I’ve loved football since I was a kid—I first read Paper Lion when I was 13 years old—so I’m probably biased. But I do believe it’s possible to enjoy the book even without being a football fan, because Plimpton was such a fantastic writer. In the introduction to the 1993 edition, Plimpton described an encounter with a rustic fellow who came up to him and said that he had only ever read one book—Paper Lion. Flattered but nonplused, Plimpton asked if he’d ever considered reading another one. The man replied with the greatest compliment a writer can receive: “Have you written another one?”

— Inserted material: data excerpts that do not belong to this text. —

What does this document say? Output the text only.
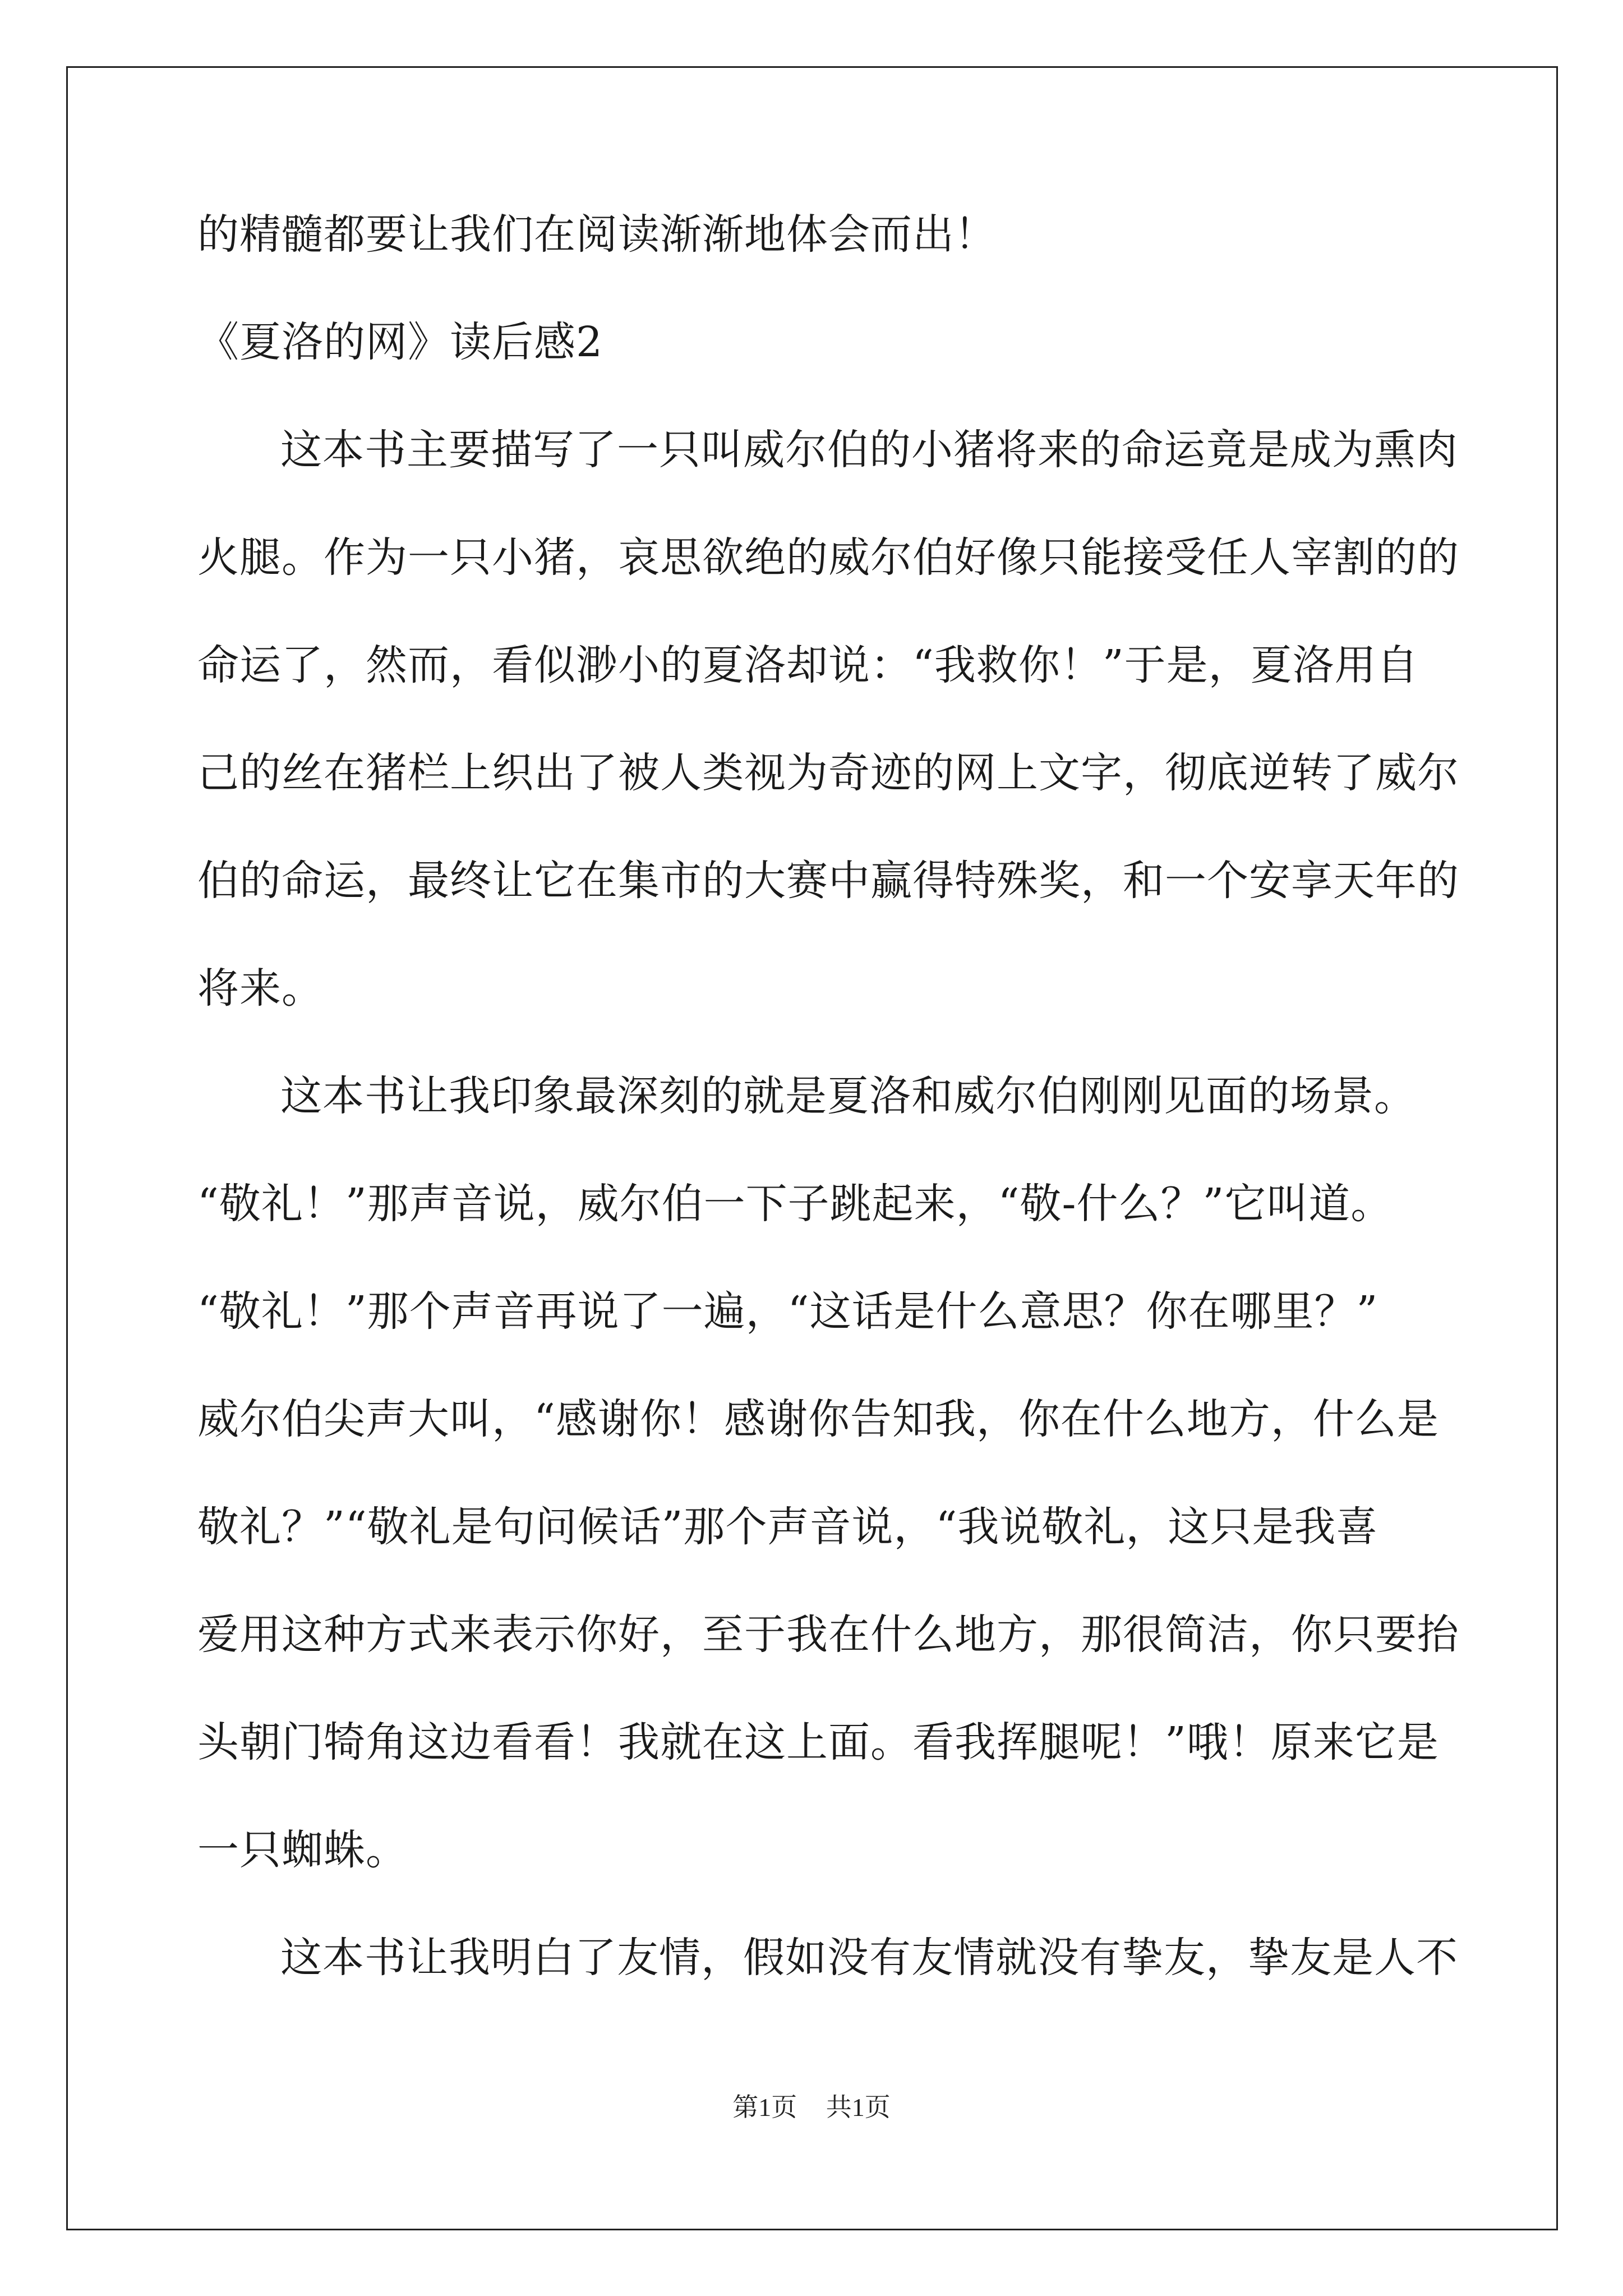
的精髓都要让我们在阅读渐渐地体会而出！
《夏洛的网》读后感2
这本书主要描写了一只叫威尔伯的小猪将来的命运竟是成为熏肉
火腿。作为一只小猪，哀思欲绝的威尔伯好像只能接受任人宰割的的
命运了，然而，看似渺小的夏洛却说：“我救你！”于是，夏洛用自
己的丝在猪栏上织出了被人类视为奇迹的网上文字，彻底逆转了威尔
伯的命运，最终让它在集市的大赛中赢得特殊奖，和一个安享天年的
将来。
这本书让我印象最深刻的就是夏洛和威尔伯刚刚见面的场景。
“敬礼！”那声音说，威尔伯一下子跳起来，“敬-什么？”它叫道。
“敬礼！”那个声音再说了一遍，“这话是什么意思？你在哪里？”
威尔伯尖声大叫，“感谢你！感谢你告知我，你在什么地方，什么是
敬礼？”“敬礼是句问候话”那个声音说，“我说敬礼，这只是我喜
爱用这种方式来表示你好，至于我在什么地方，那很简洁，你只要抬
头朝门犄角这边看看！我就在这上面。看我挥腿呢！”哦！原来它是
一只蜘蛛。
这本书让我明白了友情，假如没有友情就没有挚友，挚友是人不
第1页 共1页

Indeed, he had, and this is why I think even a non-football fan may enjoy Paper Lion. I’ve read lots of other things he wrote, on subjects which normally hold no interest for me, but which I enjoyed anyway because of his masterful storytelling and wit.
In 2003, less than a week before he died, Plimpton went to Detroit for a ceremony at halftime of a Lions’ game to commemorate the 40th anniversary of the book and reunite with some old Lions’ stars. I remember watching the game on TV, and thinking how weird it was to see number 0 on a football jersey.